Adorno’s reflections on “the museal” raise important questions about how we display objects in museums, the forms of contextualisation and de-contextualisation to which we submit these objects, and the historical and cultural forces their display reflects. It also mirrors long-running debates in the Humanities about how we should interpret all forms of cultural production. Rita Felski puts it this way: ‘Critics […] find themselves zigzagging between dichotomies of text versus context, word versus world, internalist versus externalist explanations of works of art.’ Scholars in the humanities simply do not agree about whether we should stick primarily to interpreting the objects themselves, or whether we need to focus on the social, political, linguistic, and historical contexts that gave rise to those objects.

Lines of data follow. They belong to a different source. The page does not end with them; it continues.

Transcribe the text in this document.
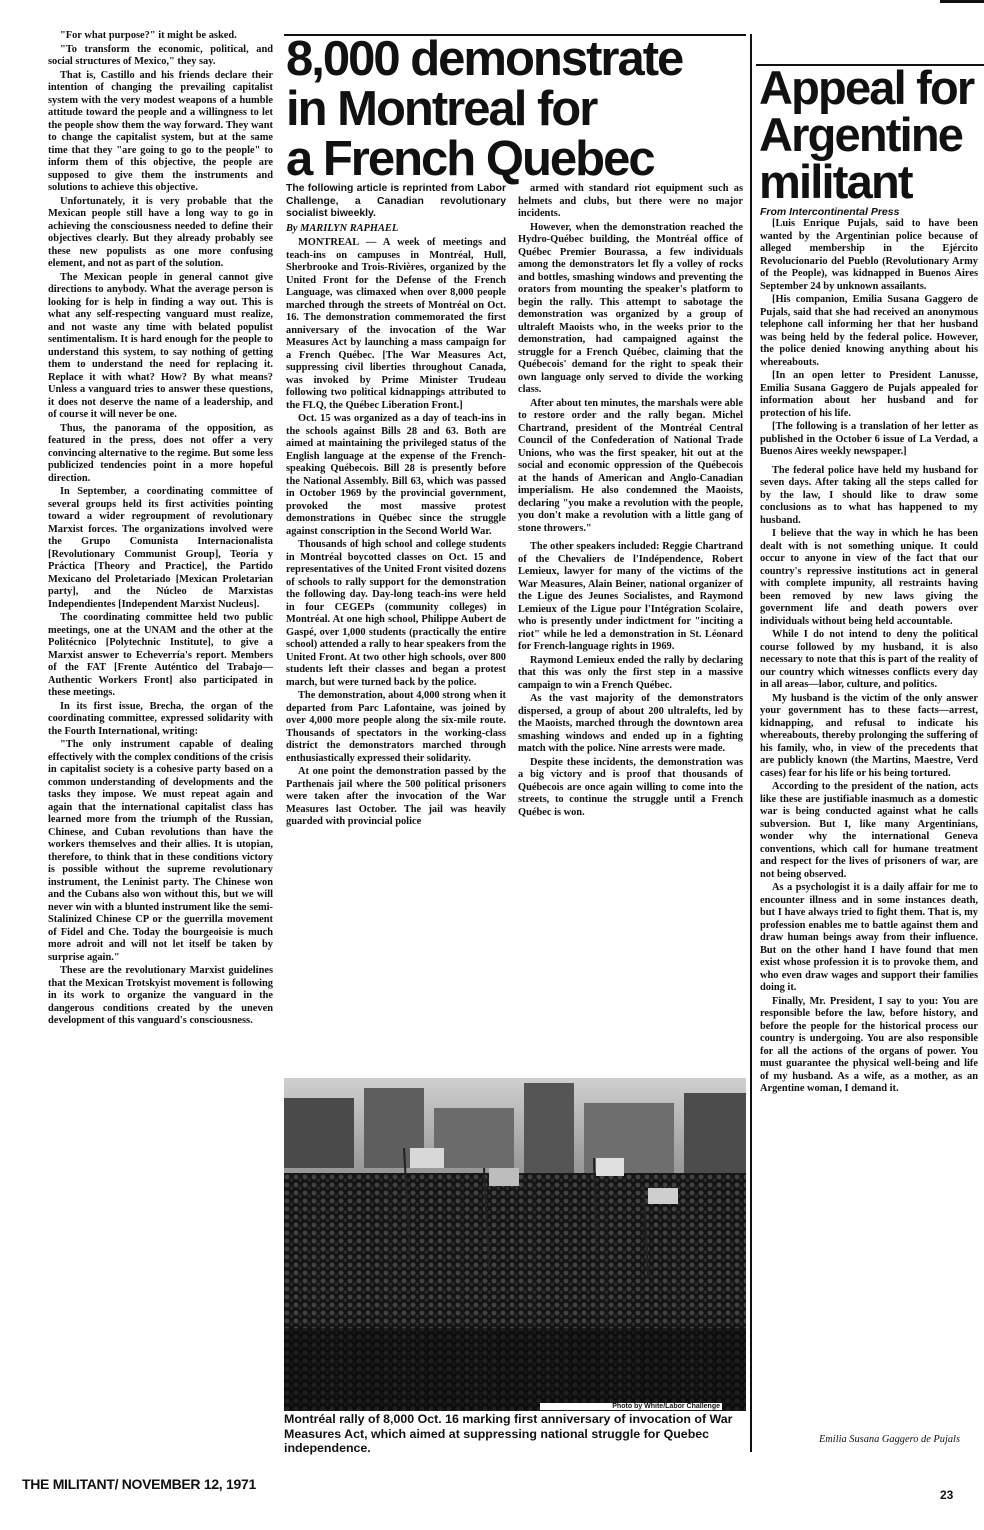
"For what purpose?" it might be asked.

"To transform the economic, political, and social structures of Mexico," they say.

That is, Castillo and his friends declare their intention of changing the prevailing capitalist system with the very modest weapons of a humble attitude toward the people and a willingness to let the people show them the way forward. They want to change the capitalist system, but at the same time that they "are going to go to the people" to inform them of this objective, the people are supposed to give them the instruments and solutions to achieve this objective.

Unfortunately, it is very probable that the Mexican people still have a long way to go in achieving the consciousness needed to define their objectives clearly. But they already probably see these new populists as one more confusing element, and not as part of the solution.

The Mexican people in general cannot give directions to anybody. What the average person is looking for is help in finding a way out. This is what any self-respecting vanguard must realize, and not waste any time with belated populist sentimentalism. It is hard enough for the people to understand this system, to say nothing of getting them to understand the need for replacing it. Replace it with what? How? By what means? Unless a vanguard tries to answer these questions, it does not deserve the name of a leadership, and of course it will never be one.

Thus, the panorama of the opposition, as featured in the press, does not offer a very convincing alternative to the regime. But some less publicized tendencies point in a more hopeful direction.

In September, a coordinating committee of several groups held its first activities pointing toward a wider regroupment of revolutionary Marxist forces. The organizations involved were the Grupo Comunista Internacionalista [Revolutionary Communist Group], Teoría y Práctica [Theory and Practice], the Partido Mexicano del Proletariado [Mexican Proletarian party], and the Núcleo de Marxistas Independientes [Independent Marxist Nucleus].

The coordinating committee held two public meetings, one at the UNAM and the other at the Politécnico [Polytechnic Institute], to give a Marxist answer to Echeverría's report. Members of the FAT [Frente Auténtico del Trabajo—Authentic Workers Front] also participated in these meetings.

In its first issue, Brecha, the organ of the coordinating committee, expressed solidarity with the Fourth International, writing:

"The only instrument capable of dealing effectively with the complex conditions of the crisis in capitalist society is a cohesive party based on a common understanding of developments and the tasks they impose. We must repeat again and again that the international capitalist class has learned more from the triumph of the Russian, Chinese, and Cuban revolutions than have the workers themselves and their allies. It is utopian, therefore, to think that in these conditions victory is possible without the supreme revolutionary instrument, the Leninist party. The Chinese won and the Cubans also won without this, but we will never win with a blunted instrument like the semi-Stalinized Chinese CP or the guerrilla movement of Fidel and Che. Today the bourgeoisie is much more adroit and will not let itself be taken by surprise again."

These are the revolutionary Marxist guidelines that the Mexican Trotskyist movement is following in its work to organize the vanguard in the dangerous conditions created by the uneven development of this vanguard's consciousness.

8,000 demonstrate
in Montreal for
a French Quebec
The following article is reprinted from Labor Challenge, a Canadian revolutionary socialist biweekly.
By MARILYN RAPHAEL

MONTREAL — A week of meetings and teach-ins on campuses in Montréal, Hull, Sherbrooke and Trois-Rivières, organized by the United Front for the Defense of the French Language, was climaxed when over 8,000 people marched through the streets of Montréal on Oct. 16. The demonstration commemorated the first anniversary of the invocation of the War Measures Act by launching a mass campaign for a French Québec. [The War Measures Act, suppressing civil liberties throughout Canada, was invoked by Prime Minister Trudeau following two political kidnappings attributed to the FLQ, the Québec Liberation Front.]

Oct. 15 was organized as a day of teach-ins in the schools against Bills 28 and 63. Both are aimed at maintaining the privileged status of the English language at the expense of the French-speaking Québecois. Bill 28 is presently before the National Assembly. Bill 63, which was passed in October 1969 by the provincial government, provoked the most massive protest demonstrations in Québec since the struggle against conscription in the Second World War.

Thousands of high school and college students in Montréal boycotted classes on Oct. 15 and representatives of the United Front visited dozens of schools to rally support for the demonstration the following day. Day-long teach-ins were held in four CEGEPs (community colleges) in Montréal. At one high school, Philippe Aubert de Gaspé, over 1,000 students (practically the entire school) attended a rally to hear speakers from the United Front. At two other high schools, over 800 students left their classes and began a protest march, but were turned back by the police.

The demonstration, about 4,000 strong when it departed from Parc Lafontaine, was joined by over 4,000 more people along the six-mile route. Thousands of spectators in the working-class district the demonstrators marched through enthusiastically expressed their solidarity.

At one point the demonstration passed by the Parthenais jail where the 500 political prisoners were taken after the invocation of the War Measures last October. The jail was heavily guarded with provincial police

armed with standard riot equipment such as helmets and clubs, but there were no major incidents.

However, when the demonstration reached the Hydro-Québec building, the Montréal office of Québec Premier Bourassa, a few individuals among the demonstrators let fly a volley of rocks and bottles, smashing windows and preventing the orators from mounting the speaker's platform to begin the rally. This attempt to sabotage the demonstration was organized by a group of ultraleft Maoists who, in the weeks prior to the demonstration, had campaigned against the struggle for a French Québec, claiming that the Québecois' demand for the right to speak their own language only served to divide the working class.

After about ten minutes, the marshals were able to restore order and the rally began. Michel Chartrand, president of the Montréal Central Council of the Confederation of National Trade Unions, who was the first speaker, hit out at the social and economic oppression of the Québecois at the hands of American and Anglo-Canadian imperialism. He also condemned the Maoists, declaring "you make a revolution with the people, you don't make a revolution with a little gang of stone throwers."

The other speakers included: Reggie Chartrand of the Chevaliers de l'Indépendence, Robert Lemieux, lawyer for many of the victims of the War Measures, Alain Beiner, national organizer of the Ligue des Jeunes Socialistes, and Raymond Lemieux of the Ligue pour l'Intégration Scolaire, who is presently under indictment for "inciting a riot" while he led a demonstration in St. Léonard for French-language rights in 1969.

Raymond Lemieux ended the rally by declaring that this was only the first step in a massive campaign to win a French Québec.

As the vast majority of the demonstrators dispersed, a group of about 200 ultralefts, led by the Maoists, marched through the downtown area smashing windows and ended up in a fighting match with the police. Nine arrests were made.

Despite these incidents, the demonstration was a big victory and is proof that thousands of Québecois are once again willing to come into the streets, to continue the struggle until a French Québec is won.

Photo by White/Labor Challenge
Montréal rally of 8,000 Oct. 16 marking first anniversary of invocation of War Measures Act, which aimed at suppressing national struggle for Quebec independence.
Appeal for
Argentine
militant
From Intercontinental Press

[Luis Enrique Pujals, said to have been wanted by the Argentinian police because of alleged membership in the Ejército Revolucionario del Pueblo (Revolutionary Army of the People), was kidnapped in Buenos Aires September 24 by unknown assailants.

[His companion, Emilia Susana Gaggero de Pujals, said that she had received an anonymous telephone call informing her that her husband was being held by the federal police. However, the police denied knowing anything about his whereabouts.

[In an open letter to President Lanusse, Emilia Susana Gaggero de Pujals appealed for information about her husband and for protection of his life.

[The following is a translation of her letter as published in the October 6 issue of La Verdad, a Buenos Aires weekly newspaper.]

The federal police have held my husband for seven days. After taking all the steps called for by the law, I should like to draw some conclusions as to what has happened to my husband.

I believe that the way in which he has been dealt with is not something unique. It could occur to anyone in view of the fact that our country's repressive institutions act in general with complete impunity, all restraints having been removed by new laws giving the government life and death powers over individuals without being held accountable.

While I do not intend to deny the political course followed by my husband, it is also necessary to note that this is part of the reality of our country which witnesses conflicts every day in all areas—labor, culture, and politics.

My husband is the victim of the only answer your government has to these facts—arrest, kidnapping, and refusal to indicate his whereabouts, thereby prolonging the suffering of his family, who, in view of the precedents that are publicly known (the Martins, Maestre, Verd cases) fear for his life or his being tortured.

According to the president of the nation, acts like these are justifiable inasmuch as a domestic war is being conducted against what he calls subversion. But I, like many Argentinians, wonder why the international Geneva conventions, which call for humane treatment and respect for the lives of prisoners of war, are not being observed.

As a psychologist it is a daily affair for me to encounter illness and in some instances death, but I have always tried to fight them. That is, my profession enables me to battle against them and draw human beings away from their influence. But on the other hand I have found that men exist whose profession it is to provoke them, and who even draw wages and support their families doing it.

Finally, Mr. President, I say to you: You are responsible before the law, before history, and before the people for the historical process our country is undergoing. You are also responsible for all the actions of the organs of power. You must guarantee the physical well-being and life of my husband. As a wife, as a mother, as an Argentine woman, I demand it.

Emilia Susana Gaggero de Pujals
THE MILITANT/ NOVEMBER 12, 1971
23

This essay will not attempt to resolve these problems, but instead has attempted to draw attention to the way in which objects in a museum are involved in a seemingly irresolvable tension. What is easy to ignore, however, is how visitors to museums themselves respond to objects in ways that go beyond the pinched contestations of academic critique. Over four years of engaging with visitors across UCL’s three public museums, I have seen people respond the museum collections in ways that categorisation and critique cannot always account for. Visitors to the Grant Museum respond with both intellectual wonder and personal revulsion to the often grotesque preserved remains of 19th century science’s subjects; in the Petrie museum I have talked with people reflecting upon a divided sense of historical vertigo, ruminating upon the impossibility of knowing the lives of Ancient Egyptians, while at the same time marvelling at the uncanny sense of intimacy evoked by one’s proximity to the hair combs, sandals, and kohl pots of ordinary ancients. Responses to objects in UCL’s museums are never absolutely historically critical nor completely naïve. They are complex aggregates of both; mixtures or compounds of thinking, feeling, scepticism, and wonder. If I have learned anything from working in these museums it is that the necessary but sometimes leaden abstractions of academic criticism must always return to the organic complexity of living responses to museum objects.